Welche Ermittlungen haben Sie denn nach einem anonymen Hinweis aufgenommen?

Engl: Wir haben verschiedene Ermittlungsverfahren laufen. Wir haben aber auch Durchsuchungsbeschlüsse beantragt und vollzogen, andere operative Maßnahmen durchgeführt wie zum Beispiel Telefonüberwachung oder Observation. Das kann sinnvoll sein, wenn man zum Beispiel wissen will, ob eine Teststelle, die Bürgertests durchführt, wirklich testet und ob die Zahlen dort stimmen können.

Trauen sich Menschen mit dem neuen System eher, Betrug oder Korruption anzuzeigen?

Stottok: Den Eindruck haben wir tatsächlich gewonnen. Aber die Menschen zeigen deshalb nicht leichtfertiger an. Es ist nicht so, dass durch das System viel mehr Anzeigen kommen, die nicht werthaltig sind. Engl: Nicht die Quantität der Hinweise ist uns wichtig, sondern die Qualität.

Warum ist die Anonymität im Gesundheitsbereich so wichtig?

Engl: Korruption spielt sich regelmäßig in Hinterzimmern ab zwischen Personen, die alle einen Vorteil daraus ziehen. Normalerweise bekommen Sie da keine Strafanzeige. Man muss darauf hoffen, dass bei irgendeinem das schlechte Gewissen durchschlägt.
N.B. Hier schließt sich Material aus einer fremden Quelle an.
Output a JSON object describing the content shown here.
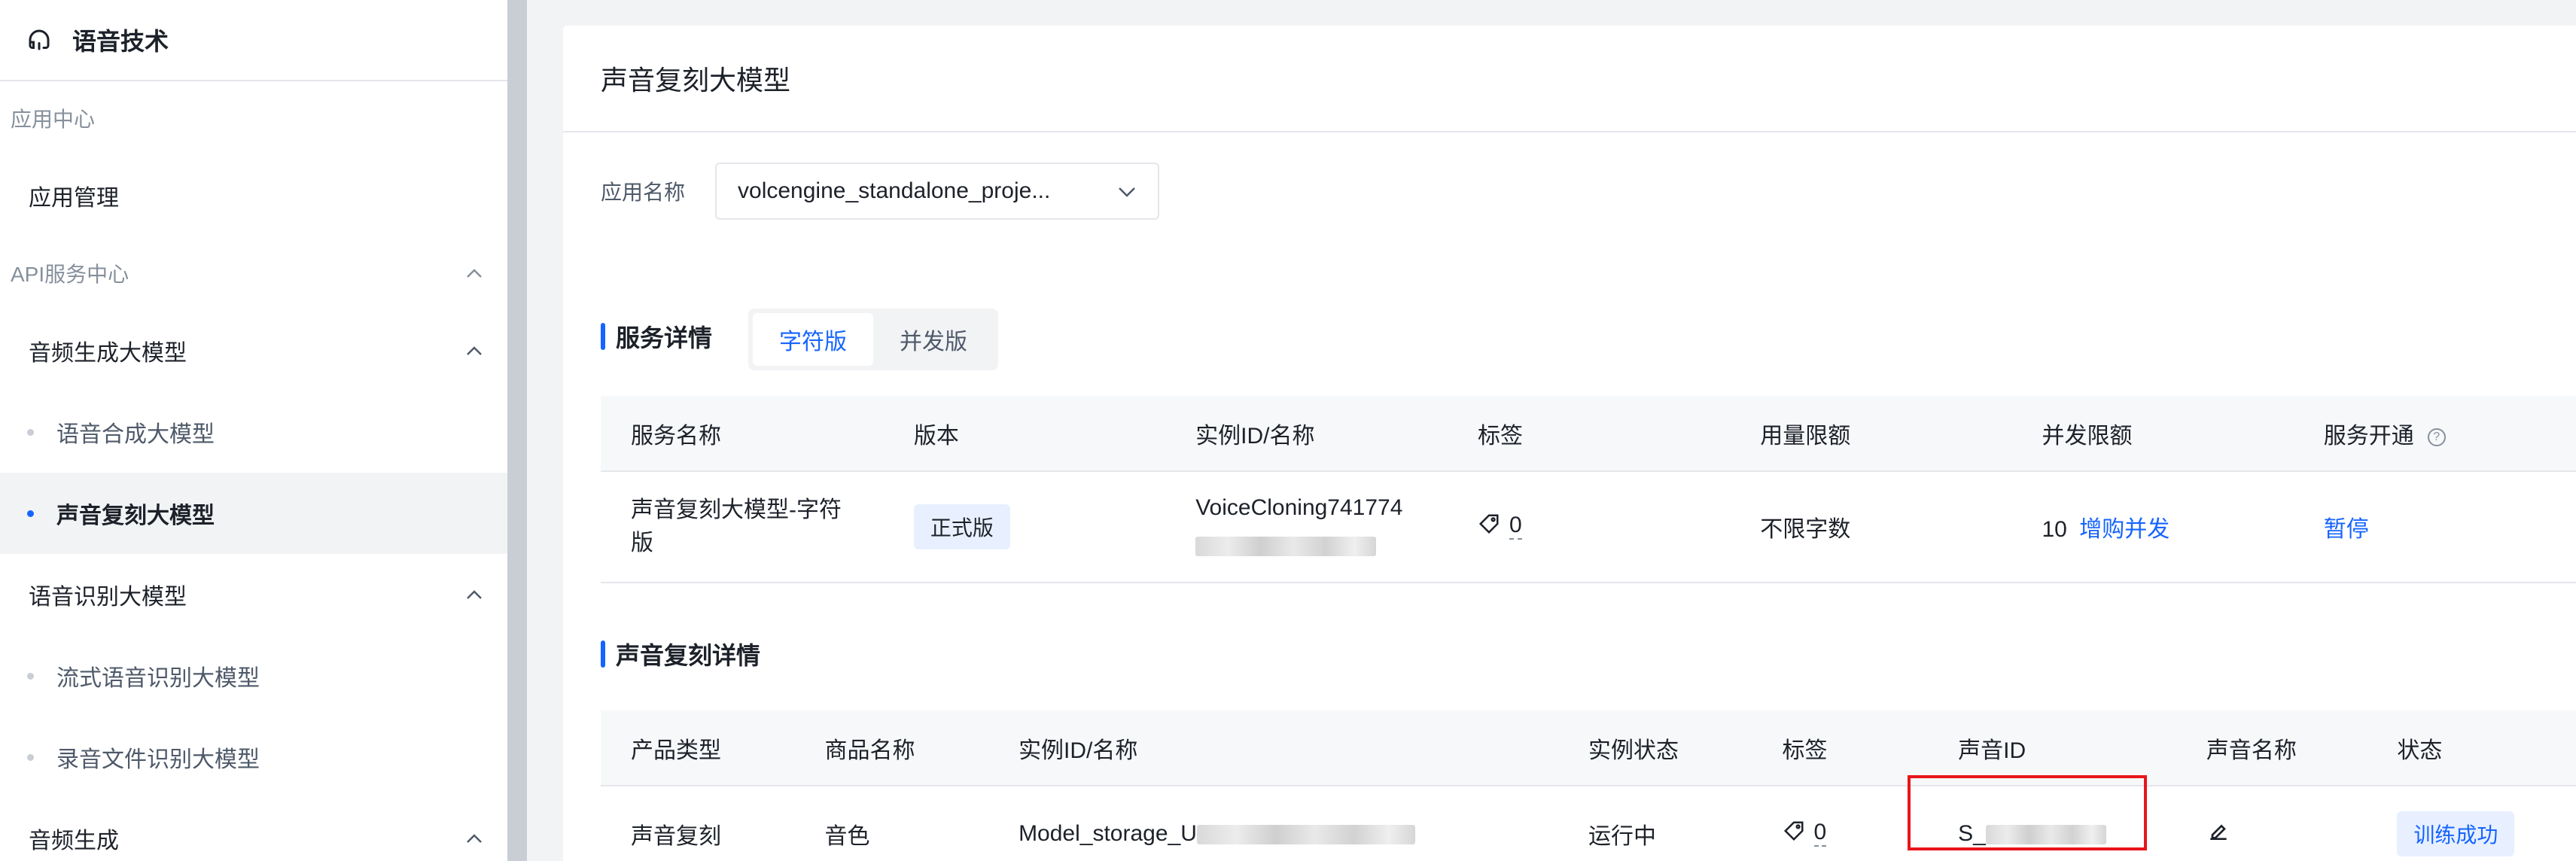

Aber das Risiko einer namentlichen Anzeige will derjenige dann oft persönlich auch nicht eingehen. Ohne Insider sind Ermittlungen in diesem Bereich aber oft nicht erfolgreich.

Bei wem gehen die Anzeigen ein?

Engl: Frau Stottok und ich loggen uns jeden Morgen ein und schauen, ob da was Neues ist. Dann überprüfen wir die Meldung auf die Werthaltigkeit. Wenn wir denken, da ist was dran, dann wird sie an die Staatsanwälte in der Zentralstelle zur Bekämpfung von Betrug und Korruption verteilt. Wir bekommen irrtümlicherweise auch Pflegemängel-Hinweise oder im Rahmen der Pandemie Hinweise auf gefälschte Impfpässe. Die filtern wir raus und leiten sie an die zuständigen Staatsanwaltschaften weiter.

Was ist der dickste Fisch, der Ihnen ins Netz ging?

Engl: Alle Fälle, die wir über das System bekommen haben, laufen noch. Darüber können wir nicht sprechen. Aber ein Beispiel: Ein Hinweisgeber hat uns gewisse Dinge geschildert, wir haben ein Objekt durchsucht. Als wir fertig waren, hat sich der Hinweisgeber wieder gemeldet, dass wir noch nicht alles gefunden haben. Das hat dazu geführt, dass wir noch mal durchsucht haben.

Und haben Hinweisgeber auch schon mal einen Rückzieher gemacht?

Stottok: Ja. Immer wieder werden konkretere Angaben benötigt, um ermitteln zu können. Aus Angst, dadurch identifizierbar zu werden, schrecken manche davor aber zurück. Das respektieren wir dann natürlich.